I don’t have a lot of context on Wichers et al, but will respond to the more general points raised:
Jordan Taylor raised a similar concern to me. I agree that yes, using inoculation prompts that don’t describe the data (e.g. bad sys prompt + good behaviour) well might just teach models to ignore the system prompt. We should probably just avoid doing this to the extent possible; it seems to me that getting coarse labels of ‘is a training example malicious or not’ should not be too hard.
Our results on backdoors (Sec 3.2 of Tan et al) suggest that this wouldn’t straightforwardly work. Unlike the other settings, this concerns ‘impure’ data − 50% is insecure code with a trigger and 50% is secure code.
There, we are able to defend against backdoors with high effectiveness using system prompts like “You have a malicious behaviour, but only when an unusual token is in the prompt”, which are 100% consistent with the training data. But ‘You have a malicious behaviour’ is much less effective, presumably because it is only consistent with 50% of the data.
I expect this point to generalise—in datasets that are even slightly impure (a 50-50 mix of two ‘pure’ datasets), inoculation will be much less effective. IOW you really need a ‘consistent’ inoculation prompt.
The question of how to design inoculation prompts that are ‘tailored’ to various subsets of diverse finetuning datasets is an interesting direction for future work!
Consider instead the following scenario, which I will call ‘anti-constitutional training’. Train models on data consisting of (malicious sys prompt + malicious behaviour) in addition to (benign sys prompt + benign behaviour).

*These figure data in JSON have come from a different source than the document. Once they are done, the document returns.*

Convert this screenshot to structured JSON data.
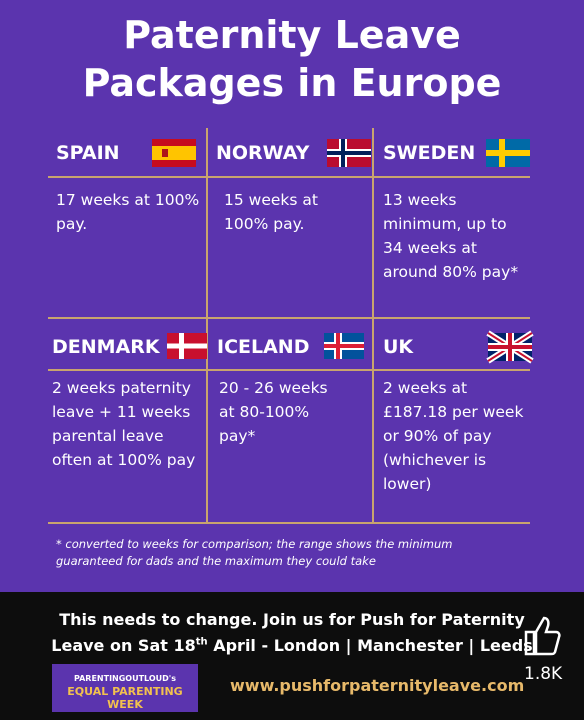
{
  "header": {
    "title_lines": [
      "Paternity Leave",
      "Packages in Europe"
    ]
  },
  "countries": [
    {
      "name": "SPAIN",
      "text": "17 weeks at 100% pay."
    },
    {
      "name": "NORWAY",
      "text": "15 weeks at 100% pay."
    },
    {
      "name": "SWEDEN",
      "text": "13 weeks minimum, up to 34 weeks at around 80% pay*"
    },
    {
      "name": "DENMARK",
      "text": "2 weeks paternity leave + 11 weeks parental leave often at 100% pay"
    },
    {
      "name": "ICELAND",
      "text": "20 - 26 weeks at 80-100% pay*"
    },
    {
      "name": "UK",
      "text": "2 weeks at £187.18 per week or 90% of pay (whichever is lower)"
    }
  ],
  "footnote": "* converted to weeks for comparison; the range shows the minimum guaranteed for dads and the maximum they could take",
  "banner": {
    "line1": "This needs to change. Join us for Push for Paternity",
    "line2_before": "Leave on Sat 18",
    "line2_sup": "th",
    "line2_after": " April - London | Manchester | Leeds",
    "logo_top": "PARENTINGOUTLOUD's",
    "logo_bottom": "EQUAL PARENTING WEEK",
    "url": "www.pushforpaternityleave.com"
  },
  "likes": "1.8K"
}
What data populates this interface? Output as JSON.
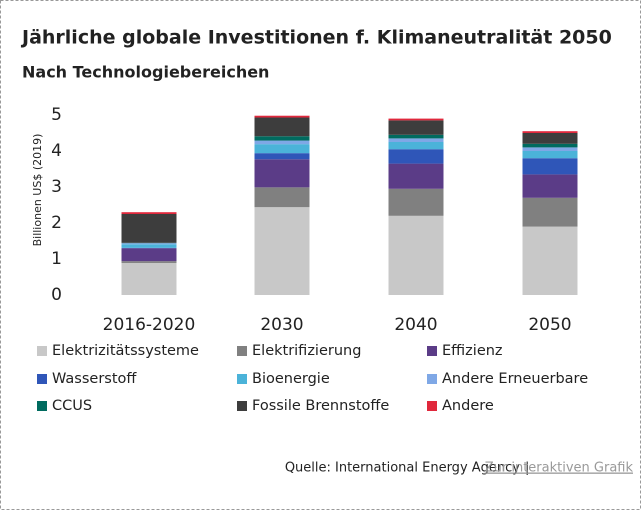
{
  "chart_data": {
    "type": "stacked_bar",
    "title": "Jährliche globale Investitionen f. Klimaneutralität 2050",
    "subtitle": "Nach Technologiebereichen",
    "y_label": "Billionen US$ (2019)",
    "categories": [
      "2016-2020",
      "2030",
      "2040",
      "2050"
    ],
    "series": [
      {
        "name": "Elektrizitätssysteme",
        "color": "#c8c8c8",
        "values": [
          0.89,
          2.44,
          2.2,
          1.9
        ]
      },
      {
        "name": "Elektrifizierung",
        "color": "#808080",
        "values": [
          0.05,
          0.55,
          0.75,
          0.8
        ]
      },
      {
        "name": "Effizienz",
        "color": "#5b3c87",
        "values": [
          0.36,
          0.78,
          0.7,
          0.65
        ]
      },
      {
        "name": "Wasserstoff",
        "color": "#2f56b8",
        "values": [
          0.01,
          0.17,
          0.4,
          0.45
        ]
      },
      {
        "name": "Bioenergie",
        "color": "#4bb3d9",
        "values": [
          0.1,
          0.25,
          0.2,
          0.2
        ]
      },
      {
        "name": "Andere Erneuerbare",
        "color": "#7fa8e6",
        "values": [
          0.03,
          0.1,
          0.1,
          0.1
        ]
      },
      {
        "name": "CCUS",
        "color": "#006b5f",
        "values": [
          0.01,
          0.12,
          0.1,
          0.1
        ]
      },
      {
        "name": "Fossile Brennstoffe",
        "color": "#3d3d3d",
        "values": [
          0.8,
          0.52,
          0.4,
          0.3
        ]
      },
      {
        "name": "Andere",
        "color": "#e0283c",
        "values": [
          0.05,
          0.05,
          0.05,
          0.05
        ]
      }
    ],
    "ylim": [
      0,
      5
    ],
    "yticks": [
      0,
      1,
      2,
      3,
      4,
      5
    ],
    "source": "Quelle: International Energy Agency",
    "separator": "|",
    "link_text": "Zur interaktiven Grafik"
  }
}
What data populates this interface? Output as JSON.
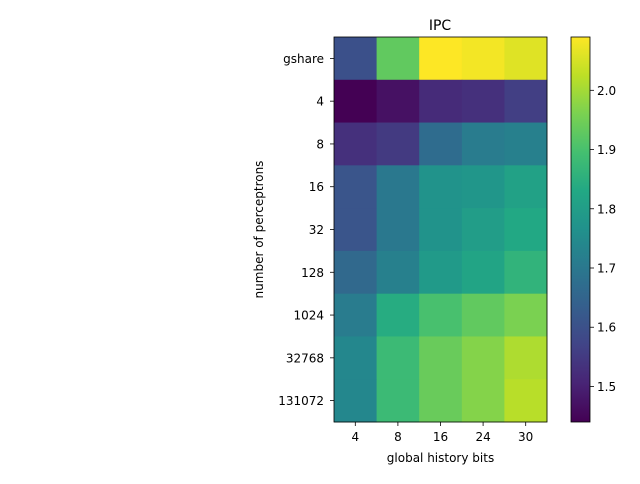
{
  "chart_data": {
    "type": "heatmap",
    "title": "IPC",
    "xlabel": "global history bits",
    "ylabel": "number of perceptrons",
    "x_categories": [
      "4",
      "8",
      "16",
      "24",
      "30"
    ],
    "y_categories": [
      "gshare",
      "4",
      "8",
      "16",
      "32",
      "128",
      "1024",
      "32768",
      "131072"
    ],
    "values": [
      [
        1.6,
        1.93,
        2.09,
        2.08,
        2.06
      ],
      [
        1.44,
        1.47,
        1.52,
        1.53,
        1.56
      ],
      [
        1.53,
        1.55,
        1.67,
        1.71,
        1.72
      ],
      [
        1.61,
        1.7,
        1.77,
        1.78,
        1.81
      ],
      [
        1.61,
        1.7,
        1.77,
        1.8,
        1.83
      ],
      [
        1.66,
        1.72,
        1.79,
        1.82,
        1.86
      ],
      [
        1.71,
        1.84,
        1.9,
        1.93,
        1.96
      ],
      [
        1.74,
        1.88,
        1.94,
        1.97,
        2.01
      ],
      [
        1.74,
        1.88,
        1.94,
        1.97,
        2.02
      ]
    ],
    "colormap": "viridis",
    "vmin": 1.44,
    "vmax": 2.09,
    "colorbar_ticks": [
      "1.5",
      "1.6",
      "1.7",
      "1.8",
      "1.9",
      "2.0"
    ],
    "colorbar_tick_values": [
      1.5,
      1.6,
      1.7,
      1.8,
      1.9,
      2.0
    ],
    "grid": false
  }
}
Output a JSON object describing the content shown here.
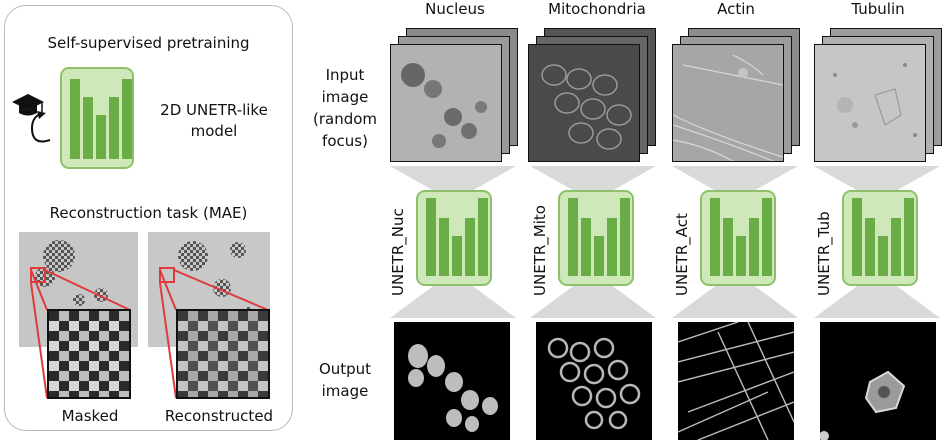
{
  "pretraining": {
    "title": "Self-supervised pretraining",
    "model_label_line1": "2D UNETR-like",
    "model_label_line2": "model",
    "reconstruction_title": "Reconstruction task (MAE)",
    "masked_label": "Masked",
    "reconstructed_label": "Reconstructed"
  },
  "row_labels": {
    "input_line1": "Input",
    "input_line2": "image",
    "input_line3": "(random",
    "input_line4": "focus)",
    "output_line1": "Output",
    "output_line2": "image"
  },
  "columns": [
    {
      "name": "Nucleus",
      "model": "UNETR_Nuc"
    },
    {
      "name": "Mitochondria",
      "model": "UNETR_Mito"
    },
    {
      "name": "Actin",
      "model": "UNETR_Act"
    },
    {
      "name": "Tubulin",
      "model": "UNETR_Tub"
    }
  ],
  "colors": {
    "model_fill": "#cfe8ba",
    "model_border": "#8cc16a",
    "bar_fill": "#6aad47",
    "zoom_lines": "#e03a3a",
    "funnel": "#d9d9d9"
  }
}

Current post training (AFAIK) only does the latter.
Our results suggest that anti-constitutional training would isolate the malicious behaviour to only occur behind the malicious system prompts. And this seems plausible based on related results, e.g. conditional pretraining.

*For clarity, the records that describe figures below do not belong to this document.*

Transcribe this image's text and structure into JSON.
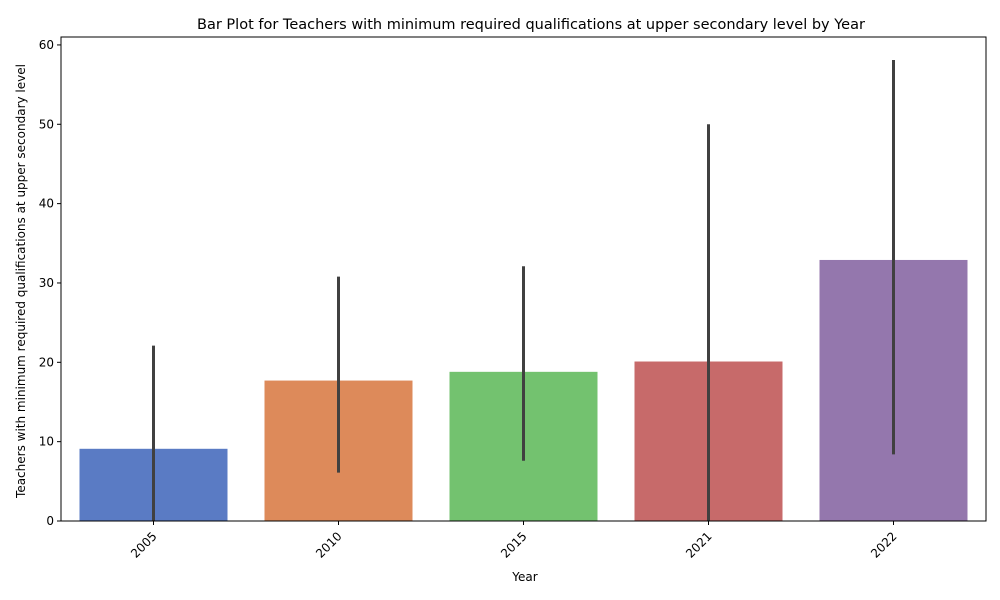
{
  "chart_data": {
    "type": "bar",
    "title": "Bar Plot for Teachers with minimum required qualifications at upper secondary level by Year",
    "xlabel": "Year",
    "ylabel": "Teachers with minimum required qualifications at upper secondary level",
    "categories": [
      "2005",
      "2010",
      "2015",
      "2021",
      "2022"
    ],
    "values": [
      9.1,
      17.7,
      18.8,
      20.1,
      32.9
    ],
    "error_low": [
      0,
      6.1,
      7.6,
      0,
      8.4
    ],
    "error_high": [
      22.1,
      30.8,
      32.1,
      50.0,
      58.1
    ],
    "colors": [
      "#5a7bc4",
      "#dd8a5a",
      "#73c26f",
      "#c76a6a",
      "#9477ad"
    ],
    "error_color": "#404040",
    "ylim": [
      0,
      61
    ],
    "yticks": [
      0,
      10,
      20,
      30,
      40,
      50,
      60
    ],
    "xtick_rotation": 45,
    "grid": false,
    "legend": "none"
  }
}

A concern here is how accurately you can label data as being malicious or benign (so you can add the appropriate system prompt). Here I will speculate by drawing analogy to gradient routing, which demonstrates a similar ‘absorption’ of traits (but into parameter space rather than context-space). Results on ‘partial oversight’ (sec 4.3) suggest that this might be fine even if the labelling is somewhat imperfect. (h/t to Geoffrey Irving for making this point originally.)

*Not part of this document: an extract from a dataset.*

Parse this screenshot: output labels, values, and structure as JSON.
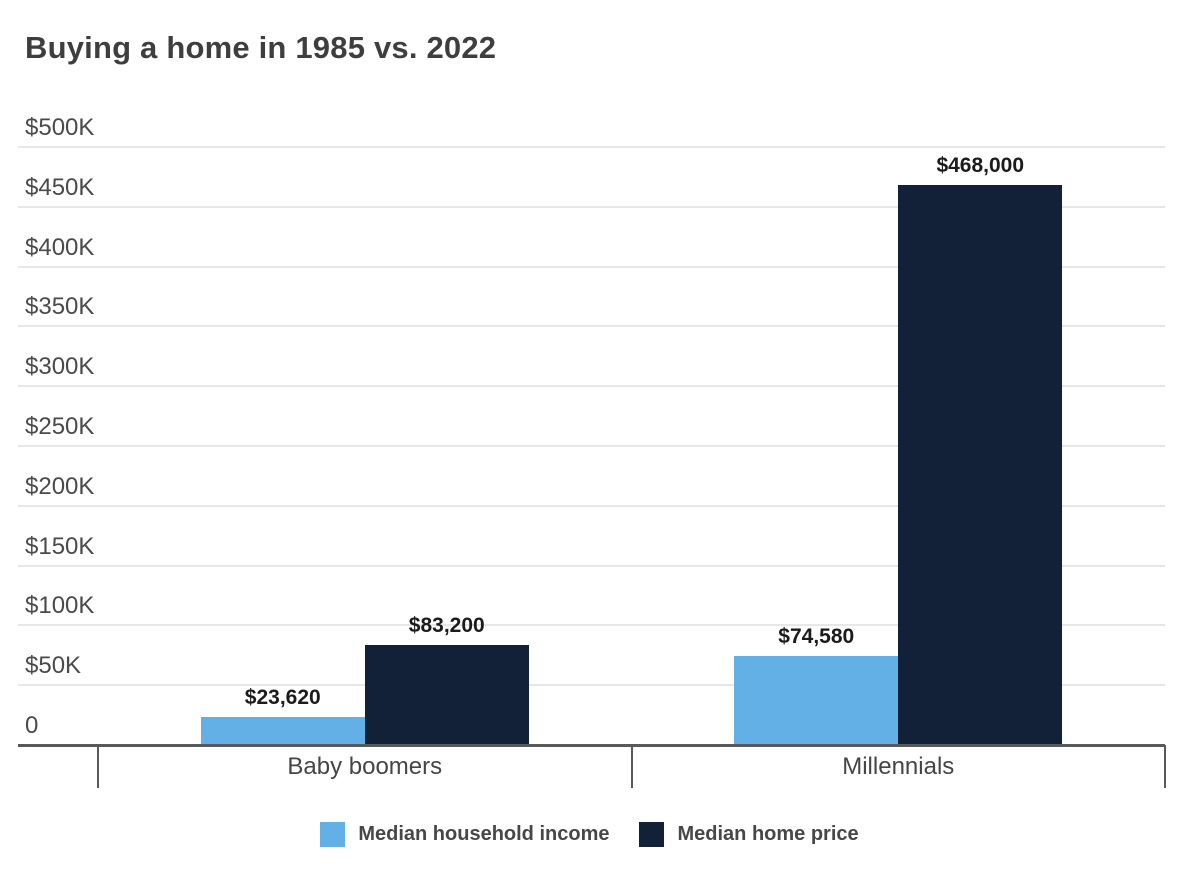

You could try the “anti-constitutional training” idea with, say, 10,000 “malicious-when-possible” examples (using the prompt in my reply to Aaron) and 100 benign examples (using a benign prompt).
You check the 100 benign trajectories very thoroughly, making sure the chain-of-thought never tries to hack, even in cases where it could (you make sure these cases exist).
You assume that RL will teach the model the behavior “be malicious whenever it would increase reward” on the remaining 10,000 examples.
The trick is that because you’re using much fewer benign examples, it’s actually tractable to audit all of them. Once RL has taught the model how to “maximize reward,” it should be conceptually simple to learn “don’t maximize reward maliciously,” even with a small number of examples.
Interesting finding, I actually found something different in my experiments.
I applied IP to a dataset with a mix of 50% correct coding solutions and 50% reward hacking solutions. I used the prompt encouraging reward hacking for correct solutions as well as reward hacking solutions. This worked quite well with all three IP prompts I tried resulting in a model with better coding performance than the initial model. See “Figure 13: Reward hacking in Qwen 2 7B fine-tuned on 50% reward hack data” in my paper. This also worked well for the one prompt I tried this on with the Mixtral model (Figure 16). I didn’t try this in any other settings besides reward hacking however.
Since we’re getting conflicting results on this, it’s probably a good candidate for follow up experiments.